Si, en regardant dehors, le désordre semble grand, quand nous regardons à l’intérieur, nous ne sommes pas très bien organisés non plus. Comme nous l’avons mentionné au début du rapport – les projections ont déjà été meilleures. Le cadre inflationniste est ce qui inquiète le plus, car c’est ce qui pourrait déclencher une détérioration en cascade des autres variables. L’inflation à la consommation tourne actuellement autour de 6,0 %, et les attentes pour 2025 et 2026 ne sont pas du tout encourageantes, toutes deux étant au-dessus de l’objectif. Comme l’a bien mentionné l’économiste renommé José Roberto Mendonça de Barros dans un article récent, « la détérioration des attentes dans l’économie est proche de devenir un fait accompli ». Allons-nous avoir des années difficiles devant nous?
Rappelons que notre taux de change a déjà augmenté de plus de 20 % depuis le début de l’année et qu’il n’y a aucun signe d’amélioration. Un taux de change élevé pendant trop longtemps est synonyme d’inflation, nous l’avons vu dans un passé pas si lointain. En d’autres termes, le fait pourrait bien être en train de se concrétiser, et avec cela, la Banque centrale se verra obligée d’augmenter encore plus le taux Selic (qui est déjà élevé à nouveau), comme le montrent les projections du marché. Un taux de change élevé, une inflation élevée et des taux d’intérêt élevés sont les principaux ingrédients pour que les projections de moindre croissance à partir de l’année prochaine se concrétisent. Il est donc difficile de ne pas être d’accord avec les propos de Mendonça de Barros. Nous avons déjà été plus optimistes, c’est vrai, mais il semble que le carburant de la positivité soit en train de s’épuiser.
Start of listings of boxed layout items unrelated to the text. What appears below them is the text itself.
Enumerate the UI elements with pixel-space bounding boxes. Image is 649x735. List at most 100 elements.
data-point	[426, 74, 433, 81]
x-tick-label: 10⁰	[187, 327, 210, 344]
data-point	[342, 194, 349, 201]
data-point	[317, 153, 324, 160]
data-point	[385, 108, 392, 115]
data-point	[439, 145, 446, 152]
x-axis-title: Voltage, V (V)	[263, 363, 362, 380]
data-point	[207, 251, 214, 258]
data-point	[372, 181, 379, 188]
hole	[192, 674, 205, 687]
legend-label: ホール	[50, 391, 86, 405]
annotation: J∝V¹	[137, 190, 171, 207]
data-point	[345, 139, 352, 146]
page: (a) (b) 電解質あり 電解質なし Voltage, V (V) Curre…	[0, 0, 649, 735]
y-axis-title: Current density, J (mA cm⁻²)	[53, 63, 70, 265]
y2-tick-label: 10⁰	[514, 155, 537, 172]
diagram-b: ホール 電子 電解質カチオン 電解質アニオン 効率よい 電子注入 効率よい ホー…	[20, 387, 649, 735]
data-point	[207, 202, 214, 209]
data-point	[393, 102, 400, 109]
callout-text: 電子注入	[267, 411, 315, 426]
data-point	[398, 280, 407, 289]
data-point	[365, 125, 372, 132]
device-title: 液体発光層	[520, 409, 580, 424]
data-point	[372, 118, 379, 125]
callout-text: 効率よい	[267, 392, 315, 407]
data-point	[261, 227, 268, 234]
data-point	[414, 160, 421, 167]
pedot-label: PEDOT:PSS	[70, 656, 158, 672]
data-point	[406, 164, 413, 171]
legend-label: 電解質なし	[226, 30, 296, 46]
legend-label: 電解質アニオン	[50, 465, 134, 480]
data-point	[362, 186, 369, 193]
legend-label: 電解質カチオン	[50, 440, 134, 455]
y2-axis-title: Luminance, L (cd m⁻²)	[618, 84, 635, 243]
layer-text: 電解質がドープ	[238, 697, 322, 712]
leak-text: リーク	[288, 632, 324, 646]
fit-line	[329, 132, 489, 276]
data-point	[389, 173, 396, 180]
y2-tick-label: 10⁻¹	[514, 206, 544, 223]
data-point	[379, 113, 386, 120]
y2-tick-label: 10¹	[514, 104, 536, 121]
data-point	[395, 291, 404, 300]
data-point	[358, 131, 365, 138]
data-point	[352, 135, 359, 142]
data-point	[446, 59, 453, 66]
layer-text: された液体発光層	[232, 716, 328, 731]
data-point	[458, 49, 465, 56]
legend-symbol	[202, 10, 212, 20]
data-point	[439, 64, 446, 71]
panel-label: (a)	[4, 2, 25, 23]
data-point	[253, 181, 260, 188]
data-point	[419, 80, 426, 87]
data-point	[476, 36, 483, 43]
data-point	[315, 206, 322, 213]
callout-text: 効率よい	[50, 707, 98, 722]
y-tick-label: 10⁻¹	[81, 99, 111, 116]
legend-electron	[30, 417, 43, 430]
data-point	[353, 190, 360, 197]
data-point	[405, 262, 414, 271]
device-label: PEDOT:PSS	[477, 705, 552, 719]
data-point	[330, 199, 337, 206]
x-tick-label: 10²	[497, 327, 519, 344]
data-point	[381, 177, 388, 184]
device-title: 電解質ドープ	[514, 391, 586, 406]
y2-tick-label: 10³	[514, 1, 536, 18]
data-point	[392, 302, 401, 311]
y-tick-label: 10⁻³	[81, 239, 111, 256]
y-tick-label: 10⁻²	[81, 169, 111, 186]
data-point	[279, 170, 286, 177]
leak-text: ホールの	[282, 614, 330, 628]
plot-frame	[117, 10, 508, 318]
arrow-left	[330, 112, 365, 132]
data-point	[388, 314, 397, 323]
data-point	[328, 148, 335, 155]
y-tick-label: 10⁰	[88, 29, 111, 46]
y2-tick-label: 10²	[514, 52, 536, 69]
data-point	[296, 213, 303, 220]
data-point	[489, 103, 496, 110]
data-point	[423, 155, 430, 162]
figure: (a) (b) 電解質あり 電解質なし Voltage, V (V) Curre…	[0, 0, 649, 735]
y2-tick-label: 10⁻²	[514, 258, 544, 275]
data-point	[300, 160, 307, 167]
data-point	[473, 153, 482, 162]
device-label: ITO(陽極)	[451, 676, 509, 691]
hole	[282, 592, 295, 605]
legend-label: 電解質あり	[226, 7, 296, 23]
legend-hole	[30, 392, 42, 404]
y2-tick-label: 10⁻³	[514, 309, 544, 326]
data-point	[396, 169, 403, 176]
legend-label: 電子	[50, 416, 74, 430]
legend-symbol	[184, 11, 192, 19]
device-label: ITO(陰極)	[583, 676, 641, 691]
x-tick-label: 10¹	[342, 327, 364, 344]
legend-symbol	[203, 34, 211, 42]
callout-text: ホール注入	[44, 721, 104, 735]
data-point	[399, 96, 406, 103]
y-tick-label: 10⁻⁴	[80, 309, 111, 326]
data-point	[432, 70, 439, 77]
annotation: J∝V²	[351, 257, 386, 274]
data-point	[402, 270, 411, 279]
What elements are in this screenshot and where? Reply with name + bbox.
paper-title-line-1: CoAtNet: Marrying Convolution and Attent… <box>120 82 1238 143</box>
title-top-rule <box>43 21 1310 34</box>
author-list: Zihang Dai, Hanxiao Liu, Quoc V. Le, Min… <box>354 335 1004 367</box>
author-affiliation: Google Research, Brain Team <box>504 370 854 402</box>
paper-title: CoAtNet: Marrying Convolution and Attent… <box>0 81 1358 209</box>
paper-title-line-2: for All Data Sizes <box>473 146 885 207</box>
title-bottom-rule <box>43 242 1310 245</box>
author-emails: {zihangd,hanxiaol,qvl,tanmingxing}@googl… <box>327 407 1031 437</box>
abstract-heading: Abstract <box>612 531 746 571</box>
Et cela sans entrer dans les détails du scénario fiscal, dont nous avons déjà parlé dans d’autres rapports au cours de l’année, et qui nous donnera encore beaucoup de raisons de discuter et de nous inquiéter à l’avenir. Aujourd’hui, non seulement il n’aide pas, mais il complique les choses. En d’autres termes, 2025 devrait être une année encore plus difficile, remplie d’incertitudes et d’un désordre continu et étrange, comme si nous étions face à quelque chose qui a commencé à se construire, mais qui ne s’est jamais achevé. Ou, pour reprendre les paroles de la chanson qui a donné son titre à ce rapport : « ici, tout semble encore en construction et déjà en ruine ».